Jimbo, you are forgetting that San Francisco is also the best place to live on earth for everyone and this blanket factor applies to every neighborhood of the city. That and the pride of ownership, and the humility of living on rent…
i think jimbo was making a joke. i hope. that was the hopeless real estate agent speak.
as for san francisco, i am getting quite an education as to the extent this crisis will affect us here. i didn’t think we had as many over extended folks as we do. here’s some facts:
348 pre-foreclosures as of this morning. here’s what that means.
Notice of Default
Classification Desc: Considered the first phase of the foreclosure process, a homeowner will receive this notice if he or she misses one or more mortgage payments in states that follow non-judicial foreclosure actions. This represents a great opportunity to purchase a home at a significantly reduced price before it is repossessed by a lender.
273 bankruptcies
dont think these are limited to the bayview folks. i surfed through them last night and quite a few are in condo’s and tic’s in nice parts of town.

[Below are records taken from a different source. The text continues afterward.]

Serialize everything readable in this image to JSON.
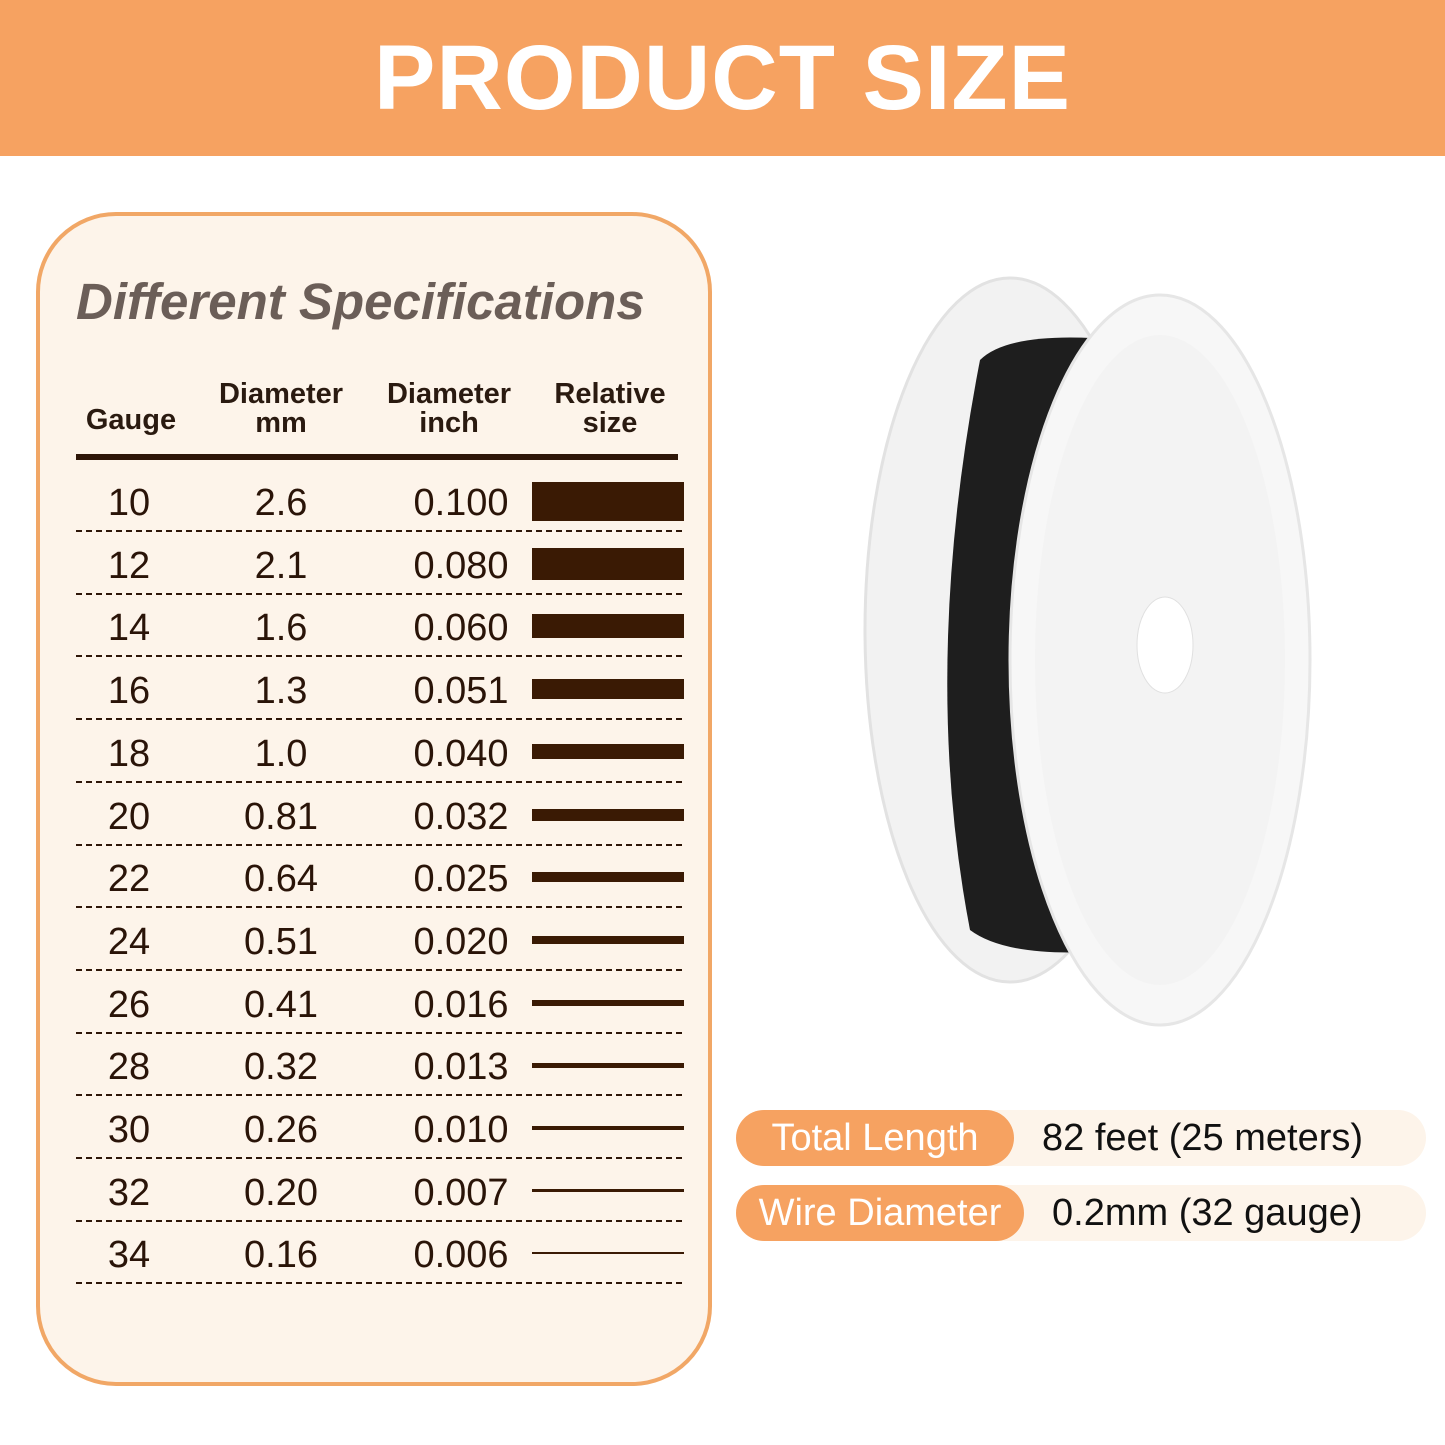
{
  "banner": {
    "title": "PRODUCT SIZE",
    "color": "#f6a261"
  },
  "table": {
    "title": "Different Specifications",
    "headers": {
      "gauge": "Gauge",
      "mm_1": "Diameter",
      "mm_2": "mm",
      "inch_1": "Diameter",
      "inch_2": "inch",
      "rel_1": "Relative",
      "rel_2": "size"
    },
    "rows": [
      {
        "gauge": "10",
        "mm": "2.6",
        "inch": "0.100"
      },
      {
        "gauge": "12",
        "mm": "2.1",
        "inch": "0.080"
      },
      {
        "gauge": "14",
        "mm": "1.6",
        "inch": "0.060"
      },
      {
        "gauge": "16",
        "mm": "1.3",
        "inch": "0.051"
      },
      {
        "gauge": "18",
        "mm": "1.0",
        "inch": "0.040"
      },
      {
        "gauge": "20",
        "mm": "0.81",
        "inch": "0.032"
      },
      {
        "gauge": "22",
        "mm": "0.64",
        "inch": "0.025"
      },
      {
        "gauge": "24",
        "mm": "0.51",
        "inch": "0.020"
      },
      {
        "gauge": "26",
        "mm": "0.41",
        "inch": "0.016"
      },
      {
        "gauge": "28",
        "mm": "0.32",
        "inch": "0.013"
      },
      {
        "gauge": "30",
        "mm": "0.26",
        "inch": "0.010"
      },
      {
        "gauge": "32",
        "mm": "0.20",
        "inch": "0.007"
      },
      {
        "gauge": "34",
        "mm": "0.16",
        "inch": "0.006"
      }
    ]
  },
  "specs": [
    {
      "label": "Total Length",
      "value": "82 feet (25 meters)"
    },
    {
      "label": "Wire Diameter",
      "value": "0.2mm (32 gauge)"
    }
  ]
}
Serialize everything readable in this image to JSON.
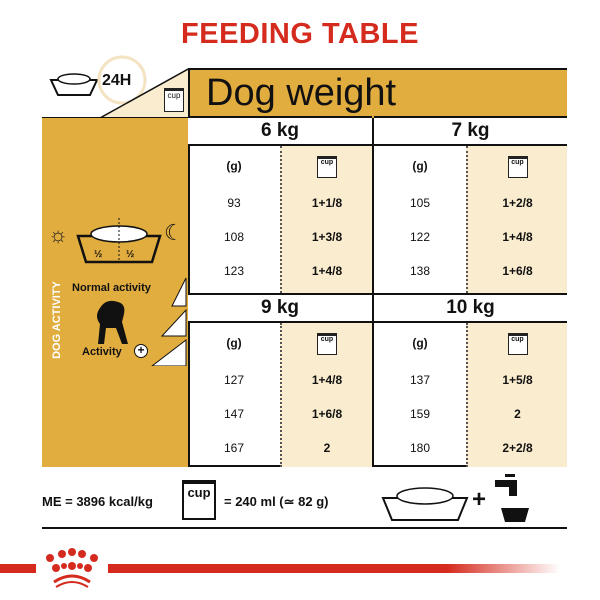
{
  "title": "FEEDING TABLE",
  "header": {
    "period": "24H",
    "cup_label": "cup",
    "dog_weight": "Dog weight"
  },
  "left_panel": {
    "half_left": "½",
    "half_right": "½",
    "dog_activity": "DOG ACTIVITY",
    "normal_activity": "Normal activity",
    "activity": "Activity"
  },
  "columns": {
    "grams": "(g)",
    "cup": "cup"
  },
  "blocks": [
    {
      "weight": "6 kg",
      "rows": [
        {
          "g": "93",
          "cup": "1+1/8"
        },
        {
          "g": "108",
          "cup": "1+3/8"
        },
        {
          "g": "123",
          "cup": "1+4/8"
        }
      ]
    },
    {
      "weight": "7 kg",
      "rows": [
        {
          "g": "105",
          "cup": "1+2/8"
        },
        {
          "g": "122",
          "cup": "1+4/8"
        },
        {
          "g": "138",
          "cup": "1+6/8"
        }
      ]
    },
    {
      "weight": "9 kg",
      "rows": [
        {
          "g": "127",
          "cup": "1+4/8"
        },
        {
          "g": "147",
          "cup": "1+6/8"
        },
        {
          "g": "167",
          "cup": "2"
        }
      ]
    },
    {
      "weight": "10 kg",
      "rows": [
        {
          "g": "137",
          "cup": "1+5/8"
        },
        {
          "g": "159",
          "cup": "2"
        },
        {
          "g": "180",
          "cup": "2+2/8"
        }
      ]
    }
  ],
  "footer": {
    "energy": "ME = 3896 kcal/kg",
    "cup_label": "cup",
    "cup_equiv": "= 240 ml (≃ 82 g)",
    "plus": "+"
  },
  "colors": {
    "gold": "#e2ad3f",
    "beige": "#faecce",
    "red": "#d52b1e"
  }
}
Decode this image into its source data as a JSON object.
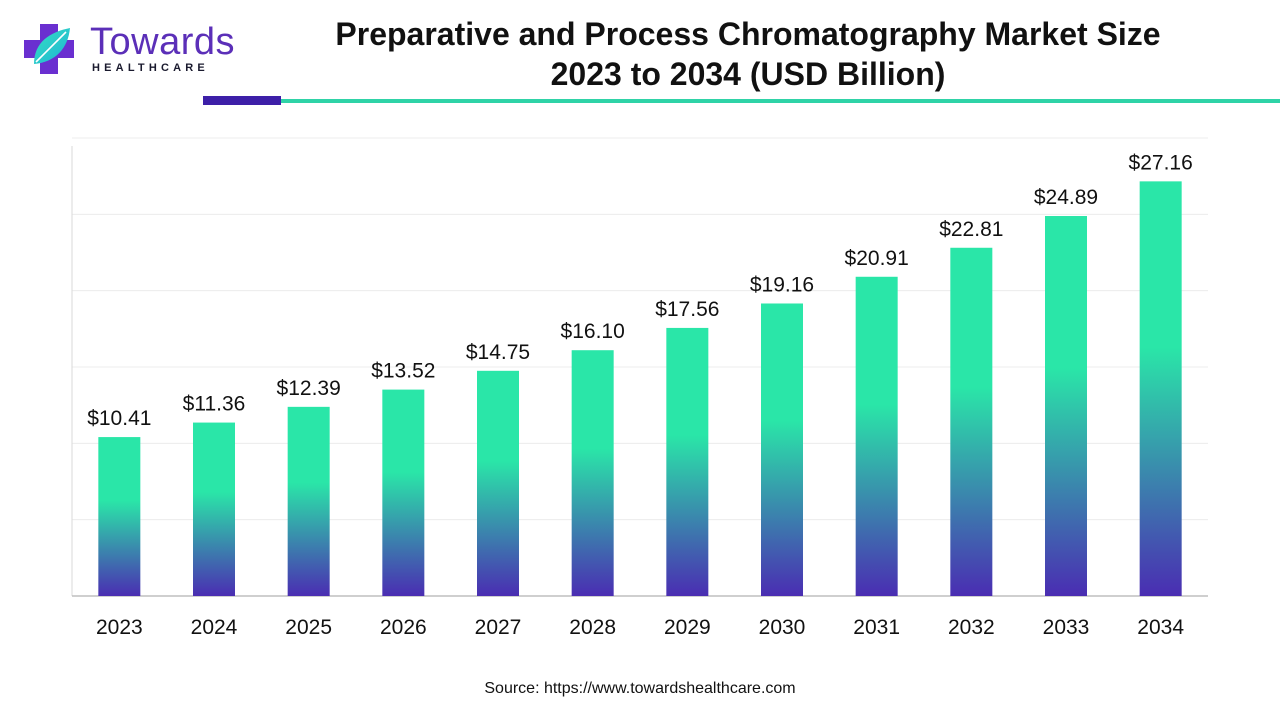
{
  "logo": {
    "word": "Towards",
    "sub": "HEALTHCARE"
  },
  "header": {
    "title_line1": "Preparative and Process Chromatography Market Size",
    "title_line2": "2023 to 2034 (USD Billion)"
  },
  "colors": {
    "bar_top": "#2ae6a8",
    "bar_bottom": "#4a2db2",
    "accent_purple": "#3d1fa8",
    "accent_teal": "#2fd3a7"
  },
  "chart_data": {
    "type": "bar",
    "categories": [
      "2023",
      "2024",
      "2025",
      "2026",
      "2027",
      "2028",
      "2029",
      "2030",
      "2031",
      "2032",
      "2033",
      "2034"
    ],
    "values": [
      10.41,
      11.36,
      12.39,
      13.52,
      14.75,
      16.1,
      17.56,
      19.16,
      20.91,
      22.81,
      24.89,
      27.16
    ],
    "value_labels": [
      "$10.41",
      "$11.36",
      "$12.39",
      "$13.52",
      "$14.75",
      "$16.10",
      "$17.56",
      "$19.16",
      "$20.91",
      "$22.81",
      "$24.89",
      "$27.16"
    ],
    "ylim": [
      0,
      30
    ],
    "grid": true,
    "legend": "none"
  },
  "footer": {
    "source": "Source: https://www.towardshealthcare.com"
  }
}
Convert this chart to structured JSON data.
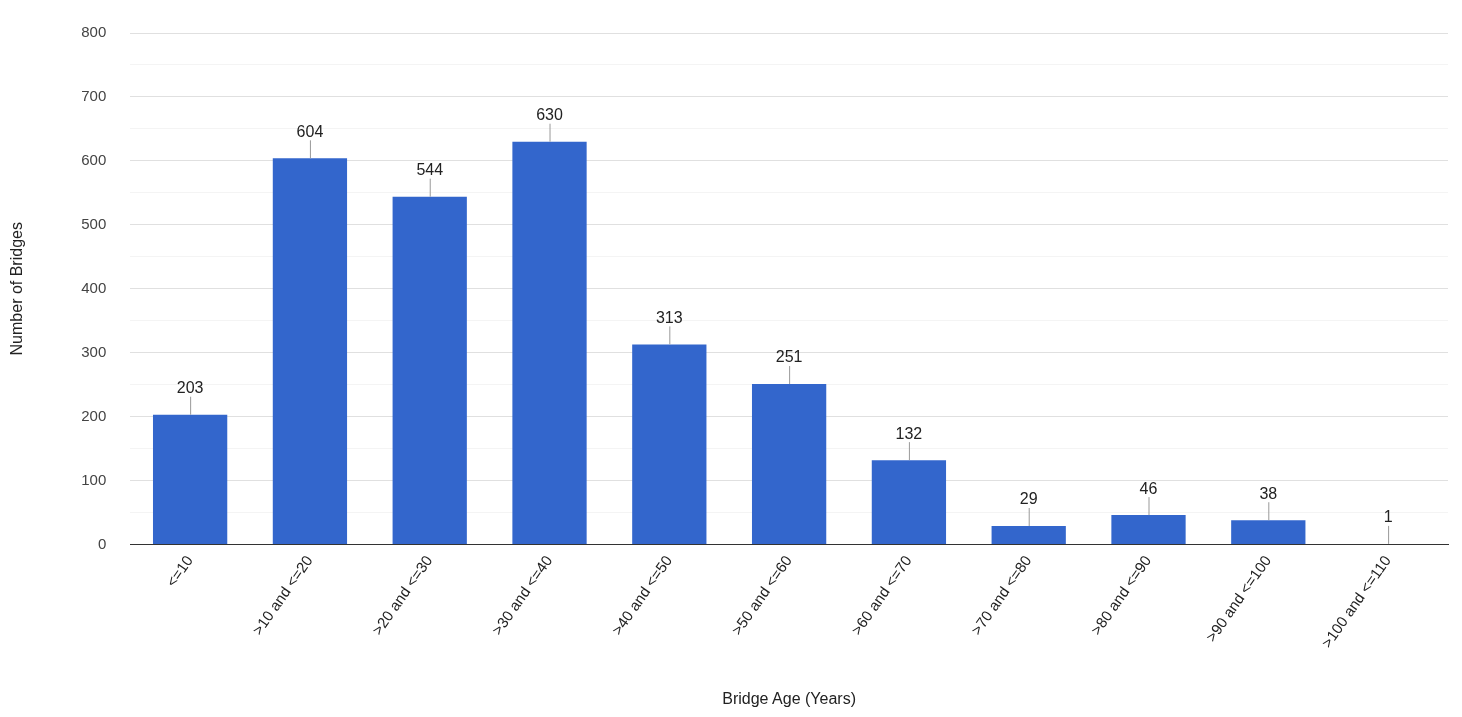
{
  "chart_data": {
    "type": "bar",
    "xlabel": "Bridge Age (Years)",
    "ylabel": "Number of Bridges",
    "categories": [
      "<=10",
      ">10 and <=20",
      ">20 and <=30",
      ">30 and <=40",
      ">40 and <=50",
      ">50 and <=60",
      ">60 and <=70",
      ">70 and <=80",
      ">80 and <=90",
      ">90 and <=100",
      ">100 and <=110"
    ],
    "values": [
      203,
      604,
      544,
      630,
      313,
      251,
      132,
      29,
      46,
      38,
      1
    ],
    "color": "#3366cc",
    "ylim": [
      0,
      800
    ],
    "yticks": [
      0,
      {
        "value": 50,
        "label": null
      },
      100,
      {
        "value": 150,
        "label": null
      },
      200,
      {
        "value": 250,
        "label": null
      },
      300,
      {
        "value": 350,
        "label": null
      },
      400,
      {
        "value": 450,
        "label": null
      },
      500,
      {
        "value": 550,
        "label": null
      },
      600,
      {
        "value": 650,
        "label": null
      },
      700,
      {
        "value": 750,
        "label": null
      },
      800
    ],
    "grid": "y",
    "legend": false,
    "data_labels": true
  }
}
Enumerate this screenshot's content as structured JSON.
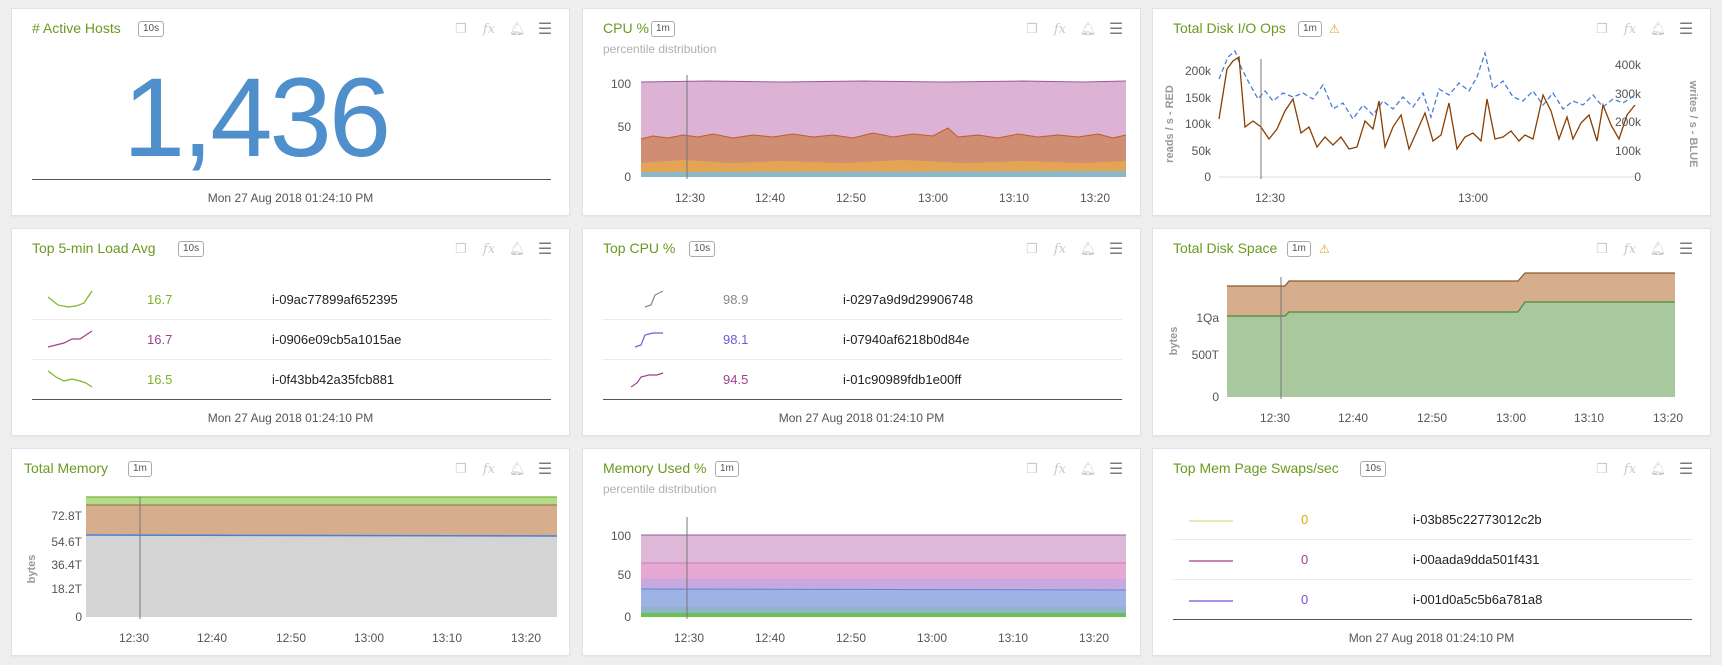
{
  "footer_time": "Mon 27 Aug 2018 01:24:10 PM",
  "panels": {
    "active_hosts": {
      "title": "# Active Hosts",
      "badge": "10s",
      "value": "1,436"
    },
    "cpu": {
      "title": "CPU %",
      "badge": "1m",
      "subtitle": "percentile distribution",
      "ylabels": [
        "100",
        "50",
        "0"
      ],
      "xlabels": [
        "12:30",
        "12:40",
        "12:50",
        "13:00",
        "13:10",
        "13:20"
      ]
    },
    "disk_io": {
      "title": "Total Disk I/O Ops",
      "badge": "1m",
      "left_axis_title": "reads / s - RED",
      "right_axis_title": "writes / s - BLUE",
      "ylabels_left": [
        "200k",
        "150k",
        "100k",
        "50k",
        "0"
      ],
      "ylabels_right": [
        "400k",
        "300k",
        "200k",
        "100k",
        "0"
      ],
      "xlabels": [
        "12:30",
        "13:00"
      ]
    },
    "top_load": {
      "title": "Top 5-min Load Avg",
      "badge": "10s",
      "rows": [
        {
          "value": "16.7",
          "host": "i-09ac77899af652395",
          "color": "#7ab527"
        },
        {
          "value": "16.7",
          "host": "i-0906e09cb5a1015ae",
          "color": "#a23f8f"
        },
        {
          "value": "16.5",
          "host": "i-0f43bb42a35fcb881",
          "color": "#7ab527"
        }
      ]
    },
    "top_cpu": {
      "title": "Top CPU %",
      "badge": "10s",
      "rows": [
        {
          "value": "98.9",
          "host": "i-0297a9d9d29906748",
          "color": "#888888"
        },
        {
          "value": "98.1",
          "host": "i-07940af6218b0d84e",
          "color": "#6e5cd6"
        },
        {
          "value": "94.5",
          "host": "i-01c90989fdb1e00ff",
          "color": "#a23f8f"
        }
      ]
    },
    "disk_space": {
      "title": "Total Disk Space",
      "badge": "1m",
      "axis_title": "bytes",
      "ylabels": [
        "1Qa",
        "500T",
        "0"
      ],
      "xlabels": [
        "12:30",
        "12:40",
        "12:50",
        "13:00",
        "13:10",
        "13:20"
      ]
    },
    "total_memory": {
      "title": "Total Memory",
      "badge": "1m",
      "axis_title": "bytes",
      "ylabels": [
        "72.8T",
        "54.6T",
        "36.4T",
        "18.2T",
        "0"
      ],
      "xlabels": [
        "12:30",
        "12:40",
        "12:50",
        "13:00",
        "13:10",
        "13:20"
      ]
    },
    "memory_used": {
      "title": "Memory Used %",
      "badge": "1m",
      "subtitle": "percentile distribution",
      "ylabels": [
        "100",
        "50",
        "0"
      ],
      "xlabels": [
        "12:30",
        "12:40",
        "12:50",
        "13:00",
        "13:10",
        "13:20"
      ]
    },
    "mem_swaps": {
      "title": "Top Mem Page Swaps/sec",
      "badge": "10s",
      "rows": [
        {
          "value": "0",
          "host": "i-03b85c22773012c2b",
          "color": "#e0a800"
        },
        {
          "value": "0",
          "host": "i-00aada9dda501f431",
          "color": "#a23f8f"
        },
        {
          "value": "0",
          "host": "i-001d0a5c5b6a781a8",
          "color": "#7b4fd6"
        }
      ]
    }
  },
  "icons": [
    "copy-icon",
    "fx-icon",
    "bell-icon",
    "menu-icon",
    "warning-icon"
  ]
}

Tipster is mostly right about TIC loans, but not entirely. First of all, for larger buildings (4-6 units) many come with what are called “individual” TIC loans, which means that if your neighbor defaults only their unit can be reposessed. You are all on the hook for property taxes together (only a single deed) but your bank loans are separate.
Second, TIC loans are indeed more expensive, but TICs are MUCH cheaper than condos, not just a little. If you a) are willing to gamble on winning the condo lottery during your period of residency, and b) buy a building in decent shape with all the permits so the conversion process is not too financially burdensome, you can win BIG. Yes, it’s a gamble, but what in real estate isn’t a gamble?
Of course we’re hoping to make money when we sell in 5-7 years, but really we bought our TIC because it was smack dab in the middle of my dream neighborhood and the apartment itself was so beautiful– an older building with character, but as bright, open and airy as a new condo. We paid just over $600 a square foot– and you wonder why I laugh at the prices in those big shiny boxes in South Beach!
Despite the allure of the building and neighborhood, we would not have bought it if we couldn’t have gotten an individualized loan with a reasonably long period before the loan resets (we got a 5 year fixed, and it is due to reset in 2012). I am comfortable with the choice we made, although I understand why some wouldn’t be. In the end, though, all that matters is that I love my home, and I can afford it.
“In the end, though, all that matters is that I love my home, and I can afford it.”
With a TIC, doesn’t it matter whether your neighbors can afford their homes too….
Does anyone know why this listing was withdrawn?